Part of our mind is speaking, and the other part is listening. It is a big problem when [many] parts of your mind are all speaking at the same time. Don Miguel Ruiz
In a futile yet dangerous effort to simplify the world, we often label other people by the personality characteristic that seems most prominent. If Judy is often sad, we may label her as depressed. If Bob laughs a lot, we may categorize him as always happy. This may be why people are surprised to discover that gifted comedians like Robin Williams and Jonathan Winters (left) also suffer from depression and alcohol abuse. How can this be when they are so good at making us laugh? We all have many voices within. And yet for some reason we seem to think that other people have just one - the one we usually hear...
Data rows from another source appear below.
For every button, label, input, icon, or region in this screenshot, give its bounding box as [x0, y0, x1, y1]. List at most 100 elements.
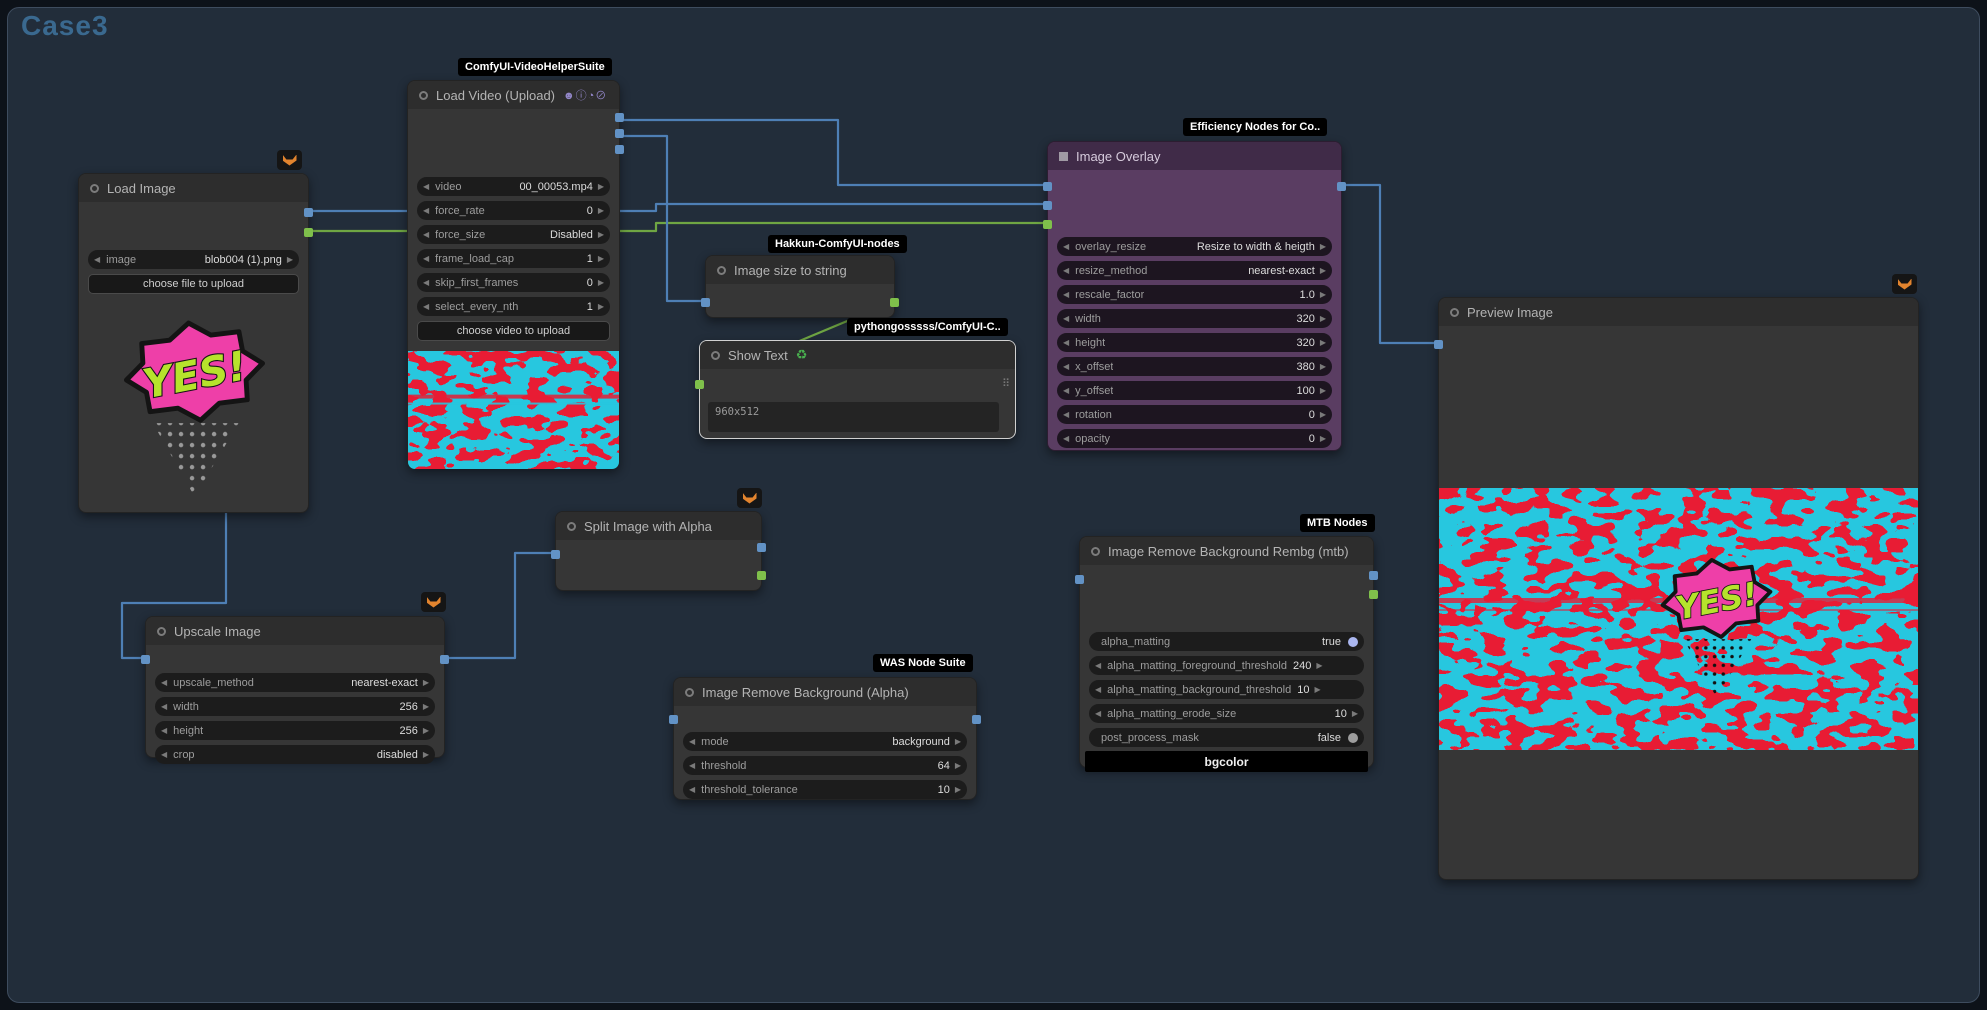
image-output-slot[interactable] [615, 113, 624, 122]
widget-threshold[interactable]: ◀ threshold 64 ▶ [683, 756, 967, 775]
widget-width[interactable]: ◀ width 256 ▶ [155, 697, 435, 716]
decrement-arrow-icon[interactable]: ◀ [689, 762, 695, 770]
decrement-arrow-icon[interactable]: ◀ [1063, 411, 1069, 419]
decrement-arrow-icon[interactable]: ◀ [689, 738, 695, 746]
node-show-text[interactable]: Show Text ♻ ⠿ 960x512 [699, 340, 1016, 439]
collapse-dot-icon[interactable] [90, 184, 99, 193]
image-output-slot[interactable] [972, 715, 981, 724]
node-upscale-image[interactable]: Upscale Image ◀ upscale_method nearest-e… [145, 616, 445, 758]
node-header[interactable]: Split Image with Alpha [556, 512, 761, 540]
widget-alpha-matting-toggle[interactable]: alpha_matting true [1089, 632, 1364, 651]
widget-rotation[interactable]: ◀ rotation 0 ▶ [1057, 405, 1332, 424]
collapse-dot-icon[interactable] [1091, 547, 1100, 556]
collapse-dot-icon[interactable] [685, 688, 694, 697]
decrement-arrow-icon[interactable]: ◀ [423, 255, 429, 263]
overlay-image-input-slot[interactable] [1043, 201, 1052, 210]
base-image-input-slot[interactable] [1043, 182, 1052, 191]
widget-rescale-factor[interactable]: ◀ rescale_factor 1.0 ▶ [1057, 285, 1332, 304]
optional-mask-input-slot[interactable] [1043, 220, 1052, 229]
frame-count-output-slot[interactable] [615, 129, 624, 138]
node-header[interactable]: Image Remove Background (Alpha) [674, 678, 976, 706]
increment-arrow-icon[interactable]: ▶ [423, 751, 429, 759]
drag-handle-icon[interactable]: ⠿ [1002, 377, 1010, 390]
increment-arrow-icon[interactable]: ▶ [598, 303, 604, 311]
increment-arrow-icon[interactable]: ▶ [955, 762, 961, 770]
toggle-off-dot[interactable] [1348, 733, 1358, 743]
increment-arrow-icon[interactable]: ▶ [287, 256, 293, 264]
node-image-remove-background-alpha[interactable]: Image Remove Background (Alpha) ◀ mode b… [673, 677, 977, 800]
decrement-arrow-icon[interactable]: ◀ [94, 256, 100, 264]
increment-arrow-icon[interactable]: ▶ [1320, 243, 1326, 251]
widget-opacity[interactable]: ◀ opacity 0 ▶ [1057, 429, 1332, 448]
decrement-arrow-icon[interactable]: ◀ [1095, 686, 1101, 694]
widget-threshold-tolerance[interactable]: ◀ threshold_tolerance 10 ▶ [683, 780, 967, 799]
node-header[interactable]: Load Image [79, 174, 308, 202]
decrement-arrow-icon[interactable]: ◀ [161, 679, 167, 687]
increment-arrow-icon[interactable]: ▶ [598, 183, 604, 191]
widget-alpha-matting-foreground-threshold[interactable]: ◀ alpha_matting_foreground_threshold 240… [1089, 656, 1364, 675]
increment-arrow-icon[interactable]: ▶ [1314, 686, 1320, 694]
image-input-slot[interactable] [701, 298, 710, 307]
increment-arrow-icon[interactable]: ▶ [1320, 315, 1326, 323]
widget-overlay-resize[interactable]: ◀ overlay_resize Resize to width & heigt… [1057, 237, 1332, 256]
widget-crop[interactable]: ◀ crop disabled ▶ [155, 745, 435, 764]
text-input-slot[interactable] [695, 380, 704, 389]
node-header[interactable]: Upscale Image [146, 617, 444, 645]
increment-arrow-icon[interactable]: ▶ [1352, 710, 1358, 718]
node-header[interactable]: Image size to string [706, 256, 894, 284]
decrement-arrow-icon[interactable]: ◀ [423, 207, 429, 215]
node-load-image[interactable]: Load Image ◀ image blob004 (1).png ▶ cho… [78, 173, 309, 513]
image-input-slot[interactable] [551, 550, 560, 559]
text-output-area[interactable]: 960x512 [708, 402, 999, 432]
widget-image[interactable]: ◀ image blob004 (1).png ▶ [88, 250, 299, 269]
widget-post-process-mask-toggle[interactable]: post_process_mask false [1089, 728, 1364, 747]
image-output-slot[interactable] [1337, 182, 1346, 191]
string-output-slot[interactable] [890, 298, 899, 307]
increment-arrow-icon[interactable]: ▶ [955, 738, 961, 746]
decrement-arrow-icon[interactable]: ◀ [423, 279, 429, 287]
graph-canvas[interactable]: Case3 ComfyUI-VideoHelperSuite Hakkun-Co… [7, 7, 1980, 1003]
widget-video[interactable]: ◀ video 00_00053.mp4 ▶ [417, 177, 610, 196]
widget-force-rate[interactable]: ◀ force_rate 0 ▶ [417, 201, 610, 220]
decrement-arrow-icon[interactable]: ◀ [1063, 267, 1069, 275]
toggle-on-dot[interactable] [1348, 637, 1358, 647]
widget-x-offset[interactable]: ◀ x_offset 380 ▶ [1057, 357, 1332, 376]
increment-arrow-icon[interactable]: ▶ [1320, 339, 1326, 347]
increment-arrow-icon[interactable]: ▶ [423, 679, 429, 687]
decrement-arrow-icon[interactable]: ◀ [1063, 315, 1069, 323]
mask-output-slot[interactable] [1369, 590, 1378, 599]
widget-select-every-nth[interactable]: ◀ select_every_nth 1 ▶ [417, 297, 610, 316]
widget-force-size[interactable]: ◀ force_size Disabled ▶ [417, 225, 610, 244]
widget-y-offset[interactable]: ◀ y_offset 100 ▶ [1057, 381, 1332, 400]
decrement-arrow-icon[interactable]: ◀ [689, 786, 695, 794]
increment-arrow-icon[interactable]: ▶ [955, 786, 961, 794]
decrement-arrow-icon[interactable]: ◀ [423, 303, 429, 311]
decrement-arrow-icon[interactable]: ◀ [1063, 339, 1069, 347]
vhs-title-icons[interactable]: ☻ⓘ◔⊘ [563, 87, 607, 103]
widget-height[interactable]: ◀ height 320 ▶ [1057, 333, 1332, 352]
decrement-arrow-icon[interactable]: ◀ [1063, 243, 1069, 251]
collapse-dot-icon[interactable] [419, 91, 428, 100]
collapse-dot-icon[interactable] [711, 351, 720, 360]
decrement-arrow-icon[interactable]: ◀ [1063, 291, 1069, 299]
audio-output-slot[interactable] [615, 145, 624, 154]
widget-resize-method[interactable]: ◀ resize_method nearest-exact ▶ [1057, 261, 1332, 280]
increment-arrow-icon[interactable]: ▶ [598, 231, 604, 239]
increment-arrow-icon[interactable]: ▶ [1320, 387, 1326, 395]
bgcolor-button[interactable]: bgcolor [1085, 751, 1368, 772]
alpha-output-slot[interactable] [757, 571, 766, 580]
widget-alpha-matting-erode-size[interactable]: ◀ alpha_matting_erode_size 10 ▶ [1089, 704, 1364, 723]
collapse-dot-icon[interactable] [1450, 308, 1459, 317]
node-header[interactable]: Image Overlay [1048, 142, 1341, 170]
increment-arrow-icon[interactable]: ▶ [1316, 662, 1322, 670]
widget-mode[interactable]: ◀ mode background ▶ [683, 732, 967, 751]
decrement-arrow-icon[interactable]: ◀ [423, 231, 429, 239]
increment-arrow-icon[interactable]: ▶ [1320, 435, 1326, 443]
decrement-arrow-icon[interactable]: ◀ [1095, 662, 1101, 670]
increment-arrow-icon[interactable]: ▶ [1320, 291, 1326, 299]
increment-arrow-icon[interactable]: ▶ [1320, 267, 1326, 275]
increment-arrow-icon[interactable]: ▶ [423, 703, 429, 711]
increment-arrow-icon[interactable]: ▶ [598, 207, 604, 215]
node-split-image-with-alpha[interactable]: Split Image with Alpha [555, 511, 762, 591]
collapse-square-icon[interactable] [1059, 152, 1068, 161]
A river of melancholy may flow beneath the smiling face of the caregiver walking past you down the hallway. Sun may reflect light off the surface of troubled waters while a sea of problems may swirl beneath.
It's a special challenge for caregivers to sustain loving energy when personal problems may seem so overwhelming. I have been reading dispatches from a physician who works with Doctors Without Borders. His letters reflect the heart rending pain. A small child blinded by shrapnel in a civil war in Sri Lanka. A family plagued with dysentery from impossibly polluted water in the only available well. Starvation in Darfur.
And yet, through all of this, he maintains strength and focuses on giving the gifts of his skill and compassion. Perhaps he is sustained by knowing that he is giving the gifts of his love.
I am often struck by how ineffective most "inspirational" writing is for people who are depressed. Cognitive ideas often don't penetrate the cloak of depression that may lay across some hours of some days. We smile at acquaintances when we are crying inside. A chuckle may cover that burning lump in our throats that tells one part of our mind that the other part wants to cry.
The only cure I know for heartache is not reading a list of bromides. It is to do what one wise friend told me recently. "You just keep trudging." In some moment, perhaps, the mind stops listening to the song of melancholy and instead latches on to some better and more joyful music.